Walter Triggs

Personal information
- Full name: Walter Henry Triggs
- Date of birth: January qtr. 1880
- Place of birth: Southampton, England
- Date of death: unknown (after 1902)
- Position(s): Full back

Senior career*
- Years: Team / Apps / (Gls)
- 1897–1900: Freemantle
- 1900–1902: Southampton / 2 / (0)

= Walter Triggs =

English footballer

Walter Henry Triggs (1880 – after 1902) was an English professional footballer who made two appearances for Southampton in the Southern League in 1902, playing at left-back.

==Football career==
Triggs was born in Southampton and started his professional career with Freemantle before moving across the town to join Southampton F.C. in the summer of 1900. At The Dell he spent most of his career in the reserves, with George Molyneux holding down the regular first-team place at left-back.

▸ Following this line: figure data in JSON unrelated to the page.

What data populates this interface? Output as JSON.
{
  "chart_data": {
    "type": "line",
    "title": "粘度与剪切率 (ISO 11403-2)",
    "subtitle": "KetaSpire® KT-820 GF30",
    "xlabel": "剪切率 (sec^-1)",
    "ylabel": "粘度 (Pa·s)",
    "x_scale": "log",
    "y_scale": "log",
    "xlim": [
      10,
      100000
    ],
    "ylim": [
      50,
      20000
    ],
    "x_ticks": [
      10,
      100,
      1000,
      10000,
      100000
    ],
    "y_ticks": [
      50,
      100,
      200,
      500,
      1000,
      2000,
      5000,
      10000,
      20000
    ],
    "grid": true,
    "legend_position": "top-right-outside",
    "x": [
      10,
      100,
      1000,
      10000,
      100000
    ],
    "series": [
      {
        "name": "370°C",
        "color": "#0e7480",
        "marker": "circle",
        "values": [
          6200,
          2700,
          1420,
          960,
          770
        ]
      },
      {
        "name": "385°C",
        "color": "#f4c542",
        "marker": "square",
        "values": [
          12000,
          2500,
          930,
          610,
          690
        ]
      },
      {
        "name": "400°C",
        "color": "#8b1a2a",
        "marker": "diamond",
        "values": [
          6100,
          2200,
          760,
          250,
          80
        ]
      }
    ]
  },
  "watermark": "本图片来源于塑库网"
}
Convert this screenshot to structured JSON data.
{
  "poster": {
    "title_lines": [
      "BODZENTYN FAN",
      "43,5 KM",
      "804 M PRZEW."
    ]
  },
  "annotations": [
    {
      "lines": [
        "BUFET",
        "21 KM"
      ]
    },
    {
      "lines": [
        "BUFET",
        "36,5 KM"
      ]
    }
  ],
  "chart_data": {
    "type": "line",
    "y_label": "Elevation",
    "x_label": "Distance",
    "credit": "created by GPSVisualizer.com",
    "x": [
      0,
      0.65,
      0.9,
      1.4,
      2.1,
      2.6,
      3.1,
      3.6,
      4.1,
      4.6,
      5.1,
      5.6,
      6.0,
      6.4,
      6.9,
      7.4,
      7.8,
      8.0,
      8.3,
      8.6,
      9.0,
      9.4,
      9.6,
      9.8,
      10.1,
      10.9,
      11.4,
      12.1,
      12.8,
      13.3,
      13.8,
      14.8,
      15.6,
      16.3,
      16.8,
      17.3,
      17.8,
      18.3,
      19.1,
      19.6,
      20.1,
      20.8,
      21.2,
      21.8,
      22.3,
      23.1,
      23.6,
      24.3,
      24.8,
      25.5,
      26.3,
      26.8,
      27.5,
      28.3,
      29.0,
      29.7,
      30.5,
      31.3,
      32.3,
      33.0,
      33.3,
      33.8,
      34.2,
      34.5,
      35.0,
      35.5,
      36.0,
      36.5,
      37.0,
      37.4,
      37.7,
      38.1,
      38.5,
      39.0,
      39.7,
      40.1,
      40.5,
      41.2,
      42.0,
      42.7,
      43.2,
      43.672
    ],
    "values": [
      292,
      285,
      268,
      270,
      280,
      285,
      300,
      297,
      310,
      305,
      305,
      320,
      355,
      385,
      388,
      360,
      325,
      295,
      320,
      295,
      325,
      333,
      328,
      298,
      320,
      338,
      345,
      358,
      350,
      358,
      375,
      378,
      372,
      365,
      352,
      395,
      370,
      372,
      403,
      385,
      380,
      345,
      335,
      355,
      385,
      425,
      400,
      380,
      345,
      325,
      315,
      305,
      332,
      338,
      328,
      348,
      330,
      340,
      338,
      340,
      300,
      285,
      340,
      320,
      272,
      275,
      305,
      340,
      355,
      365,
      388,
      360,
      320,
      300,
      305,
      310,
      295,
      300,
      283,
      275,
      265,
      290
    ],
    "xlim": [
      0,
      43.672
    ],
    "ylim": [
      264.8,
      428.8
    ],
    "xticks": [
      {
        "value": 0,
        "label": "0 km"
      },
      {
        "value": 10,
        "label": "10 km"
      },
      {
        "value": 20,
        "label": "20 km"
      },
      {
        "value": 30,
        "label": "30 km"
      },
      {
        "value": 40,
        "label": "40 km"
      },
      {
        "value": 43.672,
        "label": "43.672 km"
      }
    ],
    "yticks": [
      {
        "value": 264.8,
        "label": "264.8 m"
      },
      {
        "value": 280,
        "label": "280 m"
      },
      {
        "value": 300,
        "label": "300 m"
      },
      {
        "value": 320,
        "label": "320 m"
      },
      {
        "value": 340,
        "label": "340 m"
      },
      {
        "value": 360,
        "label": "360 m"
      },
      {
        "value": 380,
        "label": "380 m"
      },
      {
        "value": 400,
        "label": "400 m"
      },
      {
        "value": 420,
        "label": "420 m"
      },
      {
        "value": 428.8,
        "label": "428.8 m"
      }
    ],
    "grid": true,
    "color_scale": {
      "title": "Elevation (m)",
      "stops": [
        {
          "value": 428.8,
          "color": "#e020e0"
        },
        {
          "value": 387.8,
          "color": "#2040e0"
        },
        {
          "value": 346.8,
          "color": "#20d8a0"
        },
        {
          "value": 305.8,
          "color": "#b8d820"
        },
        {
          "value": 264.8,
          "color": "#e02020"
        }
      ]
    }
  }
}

Triggs finally made his first-team debut when Molyneux received his first call into the England squad for the 1902 British Home Championship match against Scotland. Triggs made his Saints' debut in a 2–1 defeat at Kettering Town on Wednesday 2 April 1902 and retained his place for the next match, on Saturday 5 April, a 2–1 victory at Wellingborough Town. Southampton finished the 1901–02 season third in the Southern League, although they still had to play in the 1902 FA Cup Final. In the meantime, Molyneux was playing in the Scotland vs. England international at Ibrox Park when a stand collapsed, killing 25 people in what became known as the Ibrox disaster.

Molyneux returned after the international to play in the cup final, which was lost to Sheffield United after a replay, whereas Triggs returned to the reserves and left the club and the area soon afterwards.